Many people like things that are free, no one will complain if you hand them something at no cost to try out unless that's an OS (operating system). Linux has been essentially free from its inception but has failed to take a strong stance in the current market place. One could contribute that to lack of ease when using the OS or the fact that many major players do not support the open source world. What's the cause? The reason? The explanation?
It's pretty simple actually; with hundreds of distributions out there the choice is endless (including Neowin's very own distribution). Consumers as a whole like choices but they don't like a whole lot of choices. Before you repent and say that the more choices the better, it's not quite true. There is a popular business idea that says that there is a rule of three for any market place. It is the essential idea that for good competition you need three strong competitors. This can be seen in many forms; Consoles: Nintendo, Sony, and Microsoft, Cell phone services: Verizon, Sprint, ATT (Tmobile is quite small in comparison) Domestic car makers GM, Ford, Chrysler. When you look at the operating system landscape there is MS, Apple and Linux but the problem is that Linux isn't defined, it's literally hundreds of choices.
To make Linux a viable alternative to the masses, by masses I mean your parents can use it with ease; some simple but powerful things need to happen. 1. A big name needs to be attached to a distribution. Apple and Microsoft are household names, Ubuntu is not. A name such as Google backing an open source operating system would propel it immediately into the lime light. 2. Ease of use is a major issue. My mother does not want to compile her own sources and thinks a kernel is only good for making popcorn. A simplified install (much like .exe) is needed as a standard for the Linux world. 3. Driver support. A solid backing by all vendors is the next great push in Linux industry. Not only driver availability but instillation is another issue as well.

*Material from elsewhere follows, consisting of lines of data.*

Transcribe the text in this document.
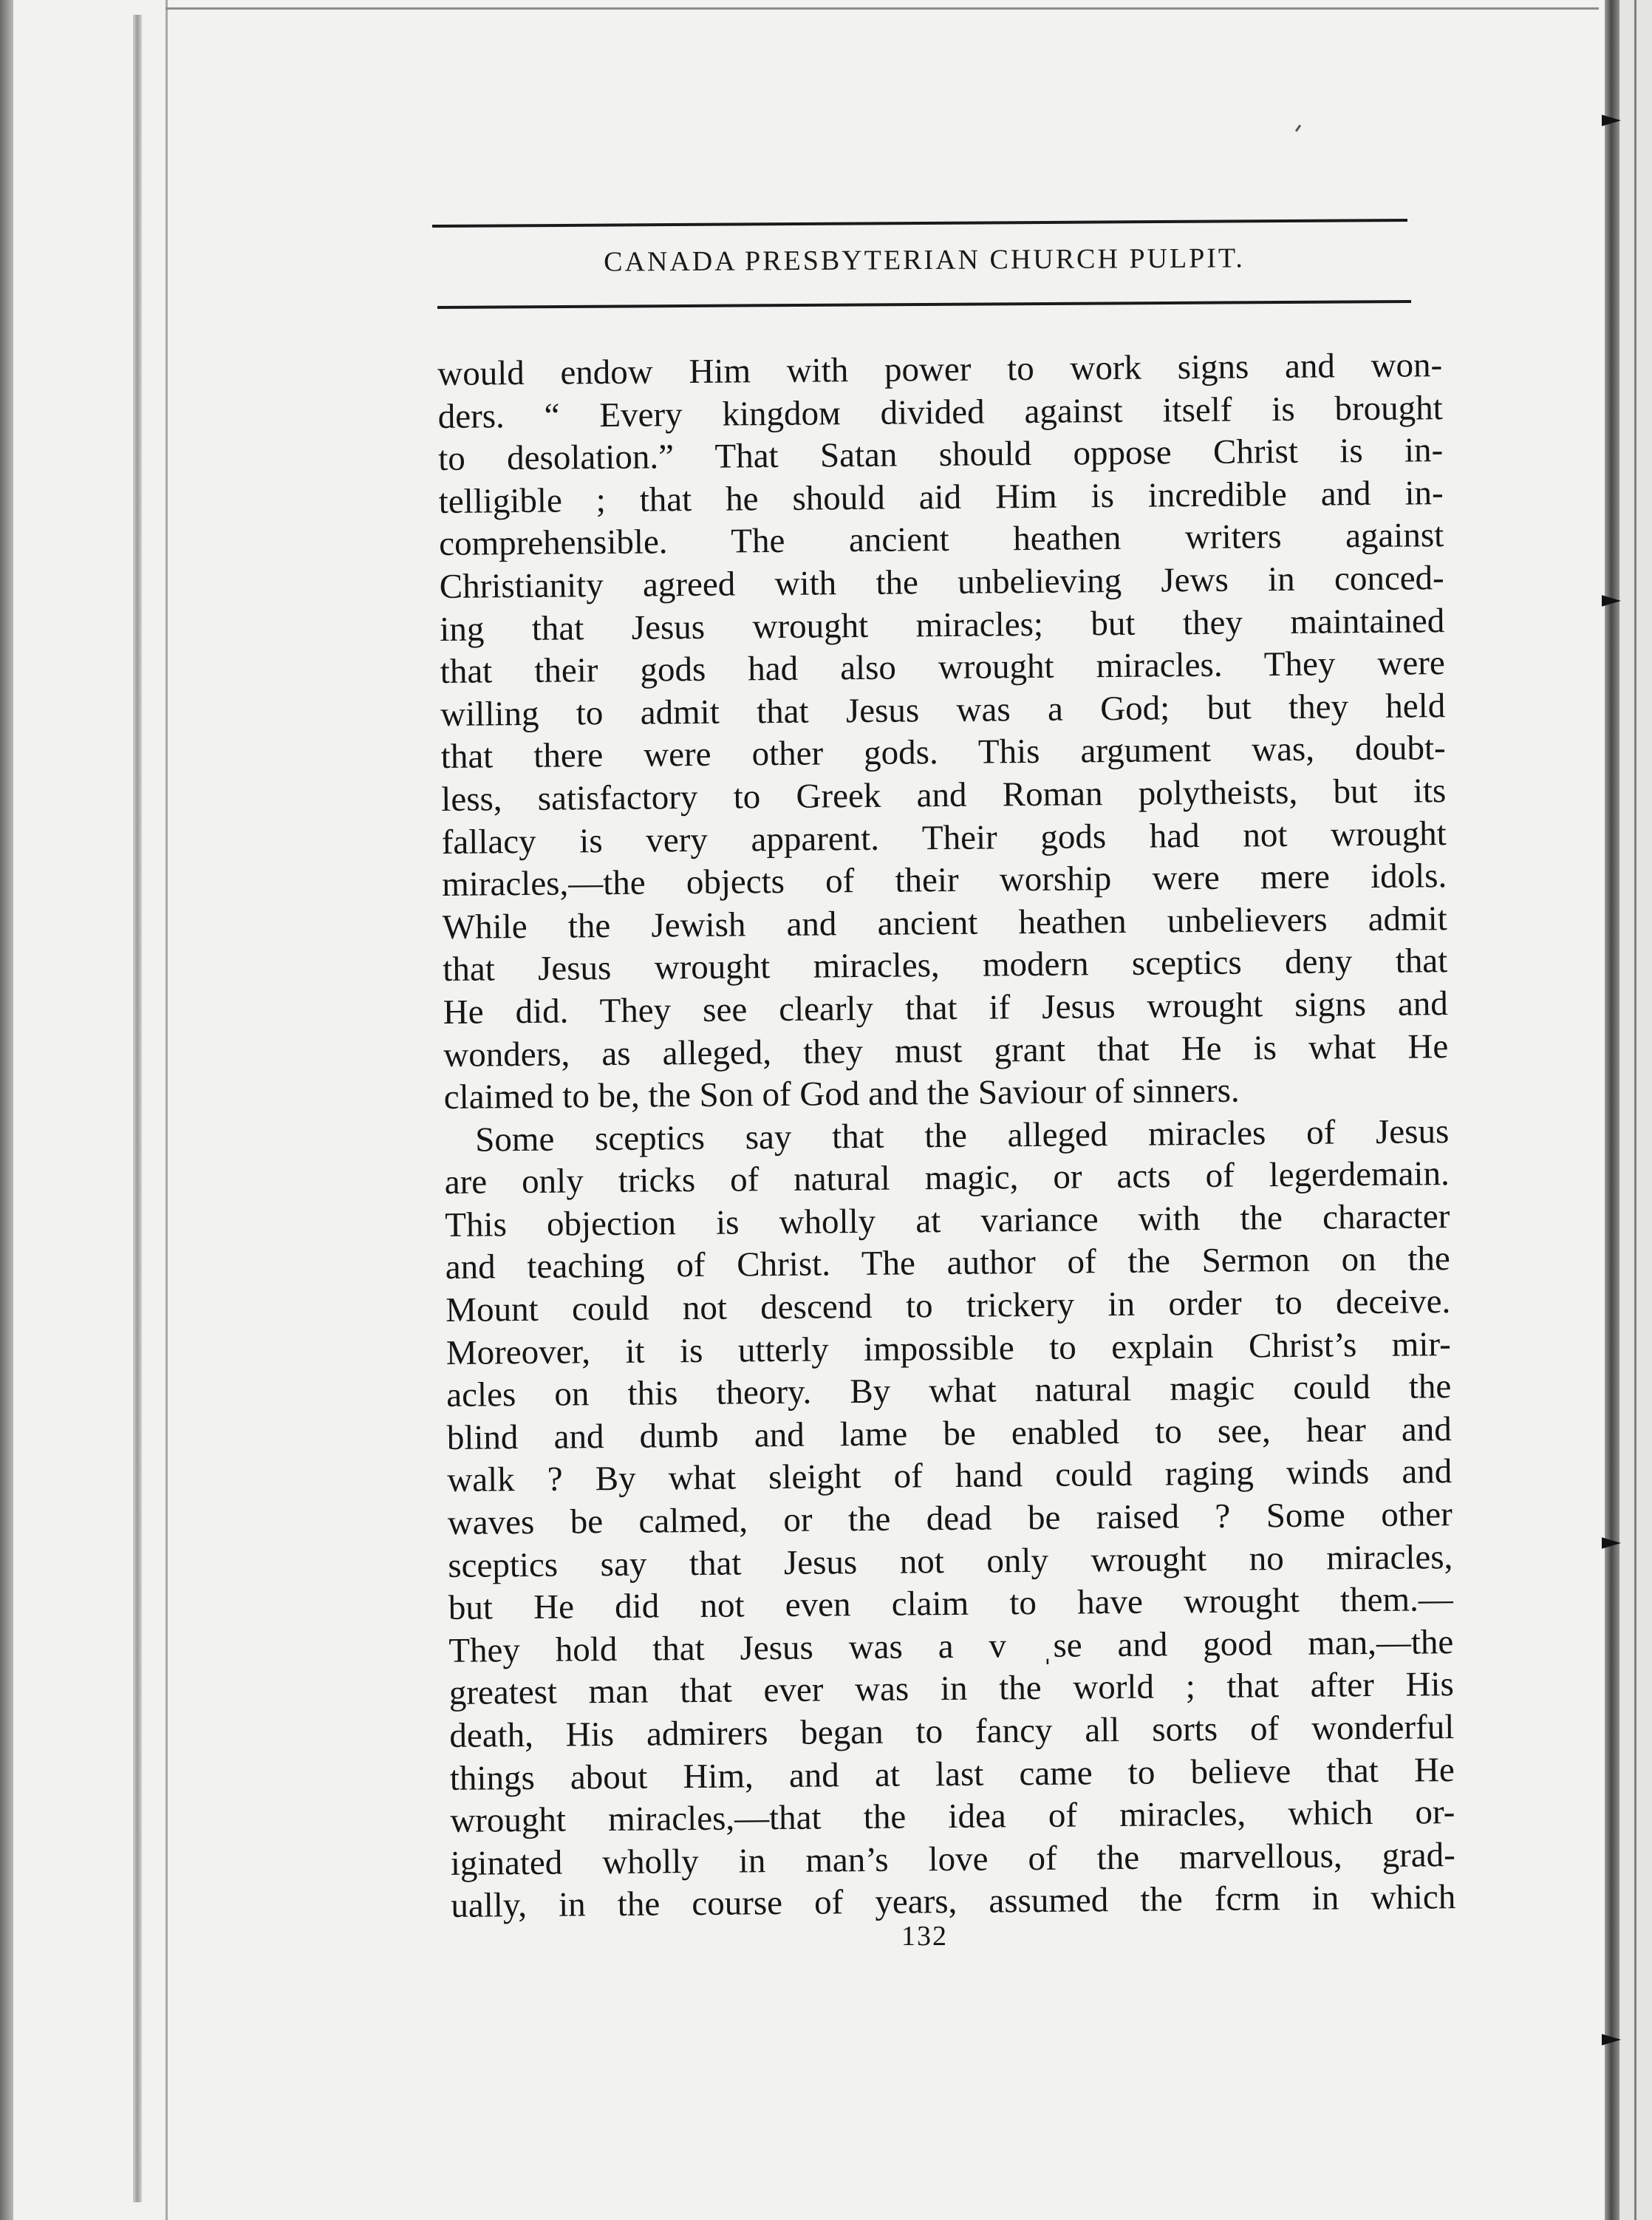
CANADA PRESBYTERIAN CHURCH PULPIT.
would endow Him with poᴡer to work signs and won-
ders. “ Every kingdoᴍ divided against itself is brought
to desolation.” That Satan should oppose Christ is in-
telligible ; that he should aid Him is incredible and in-
comprehensible. The ancient heathen writers against
Christianity agreed with the unbelieving Jews in conced-
ing that Jesus wrought miracles; but they maintained
that their gods had also wrought miracles. They were
willing to admit that Jesus was a God; but they held
that there were other gods. This argument was, doubt-
less, satisfactory to Greek and Roman polytheists, but its
fallacy is very apparent. Their gods had not wrought
miracles,—the objects of their worship were mere idols.
While the Jewish and ancient heathen unbelievers admit
that Jesus wrought miracles, modern sceptics deny that
He did. They see clearly that if Jesus wrought signs and
wonders, as alleged, they must grant that He is what He
claimed to be, the Son of God and the Saviour of sinners.
Some sceptics say that the alleged miracles of Jesus
are only tricks of natural magic, or acts of legerdemain.
This objection is wholly at variance with the character
and teaching of Christ. The author of the Sermon on the
Mount could not descend to trickery in order to deceive.
Moreover, it is utterly impossible to explain Christ’s mir-
acles on this theory. By what natural magic could the
blind and dumb and lame be enabled to see, hear and
walk ? By what sleight of hand could raging winds and
waves be calmed, or the dead be raised ? Some other
sceptics say that Jesus not only wrought no miracles,
but He did not even claim to have wrought them.—
They hold that Jesus was a v ˌse and good man,—the
greatest man that ever was in the world ; that after His
death, His admirers began to fancy all sorts of wonderful
things about Him, and at last came to believe that He
wrought miracles,––that the idea of miracles, which or-
iginated wholly in man’s love of the marvellous, grad-
ually, in the course of years, assumed the fcrm in which
132
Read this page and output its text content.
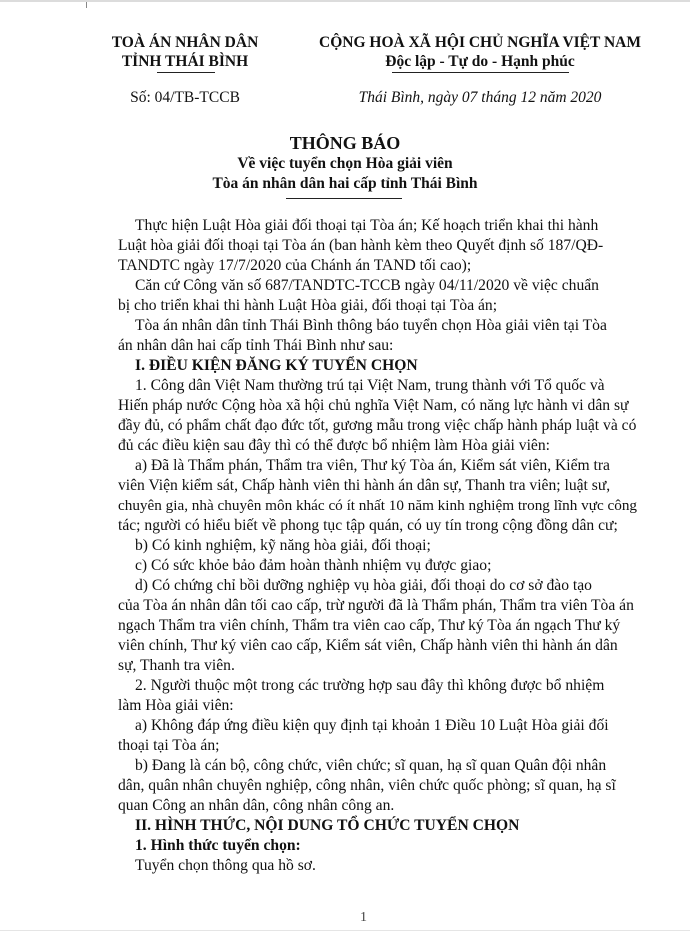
TOÀ ÁN NHÂN DÂN
TỈNH THÁI BÌNH
Số: 04/TB-TCCB
CỘNG HOÀ XÃ HỘI CHỦ NGHĨA VIỆT NAM
Độc lập - Tự do - Hạnh phúc
Thái Bình, ngày 07 tháng 12 năm 2020
THÔNG BÁO
Về việc tuyển chọn Hòa giải viên
Tòa án nhân dân hai cấp tỉnh Thái Bình
Thực hiện Luật Hòa giải đối thoại tại Tòa án; Kế hoạch triển khai thi hành
Luật hòa giải đối thoại tại Tòa án (ban hành kèm theo Quyết định số 187/QĐ-
TANDTC ngày 17/7/2020 của Chánh án TAND tối cao);
Căn cứ Công văn số 687/TANDTC-TCCB ngày 04/11/2020 về việc chuẩn
bị cho triển khai thi hành Luật Hòa giải, đối thoại tại Tòa án;
Tòa án nhân dân tỉnh Thái Bình thông báo tuyển chọn Hòa giải viên tại Tòa
án nhân dân hai cấp tỉnh Thái Bình như sau:
I. ĐIỀU KIỆN ĐĂNG KÝ TUYỂN CHỌN
1. Công dân Việt Nam thường trú tại Việt Nam, trung thành với Tổ quốc và
Hiến pháp nước Cộng hòa xã hội chủ nghĩa Việt Nam, có năng lực hành vi dân sự
đầy đủ, có phẩm chất đạo đức tốt, gương mẫu trong việc chấp hành pháp luật và có
đủ các điều kiện sau đây thì có thể được bổ nhiệm làm Hòa giải viên:
a) Đã là Thẩm phán, Thẩm tra viên, Thư ký Tòa án, Kiểm sát viên, Kiểm tra
viên Viện kiểm sát, Chấp hành viên thi hành án dân sự, Thanh tra viên; luật sư,
chuyên gia, nhà chuyên môn khác có ít nhất 10 năm kinh nghiệm trong lĩnh vực công
tác; người có hiểu biết về phong tục tập quán, có uy tín trong cộng đồng dân cư;
b) Có kinh nghiệm, kỹ năng hòa giải, đối thoại;
c) Có sức khỏe bảo đảm hoàn thành nhiệm vụ được giao;
d) Có chứng chỉ bồi dưỡng nghiệp vụ hòa giải, đối thoại do cơ sở đào tạo
của Tòa án nhân dân tối cao cấp, trừ người đã là Thẩm phán, Thẩm tra viên Tòa án
ngạch Thẩm tra viên chính, Thẩm tra viên cao cấp, Thư ký Tòa án ngạch Thư ký
viên chính, Thư ký viên cao cấp, Kiểm sát viên, Chấp hành viên thi hành án dân
sự, Thanh tra viên.
2. Người thuộc một trong các trường hợp sau đây thì không được bổ nhiệm
làm Hòa giải viên:
a) Không đáp ứng điều kiện quy định tại khoản 1 Điều 10 Luật Hòa giải đối
thoại tại Tòa án;
b) Đang là cán bộ, công chức, viên chức; sĩ quan, hạ sĩ quan Quân đội nhân
dân, quân nhân chuyên nghiệp, công nhân, viên chức quốc phòng; sĩ quan, hạ sĩ
quan Công an nhân dân, công nhân công an.
II. HÌNH THỨC, NỘI DUNG TỔ CHỨC TUYỂN CHỌN
1. Hình thức tuyển chọn:
Tuyển chọn thông qua hồ sơ.
1
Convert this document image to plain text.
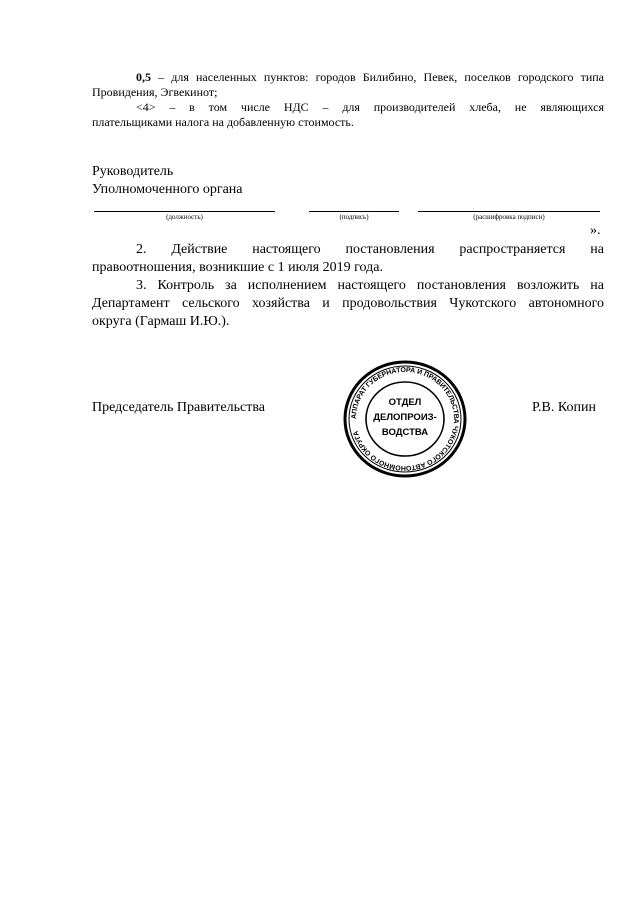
0,5 – для населенных пунктов: городов Билибино, Певек, поселков городского типа
Провидения, Эгвекинот;
<4> – в том числе НДС – для производителей хлеба, не являющихся
плательщиками налога на добавленную стоимость.
Руководитель
Уполномоченного органа
(должность)	(подпись)	(расшифровка подписи)
».
2. Действие настоящего постановления распространяется на
правоотношения, возникшие с 1 июля 2019 года.
3. Контроль за исполнением настоящего постановления возложить на
Департамент сельского хозяйства и продовольствия Чукотского автономного
округа (Гармаш И.Ю.).
Председатель Правительства	Р.В. Копин
АППАРАТ ГУБЕРНАТОРА И ПРАВИТЕЛЬСТВА ЧУКОТСКОГО АВТОНОМНОГО ОКРУГА
ОТДЕЛ
ДЕЛОПРОИЗ-
ВОДСТВА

So what can we do? You can start but trying small installations such as Open Office as a free alternative to MS Office. You don't have to stop there either a simple switch to Google Chrome will also aid in your movement to open source. These are both small steps to a long journey of going completely open source but the best part of it is that it's free.
A massive amount of distro's and a sometimes complex installation process is hampering the massive adoption rate for Linux. If a big name backer will start its own distro or will back an existing one the adoption rate will increase. We can help the cause by supporting open source, the fight is long and will be bloody but it can be won....after all, it won't cost you one penny.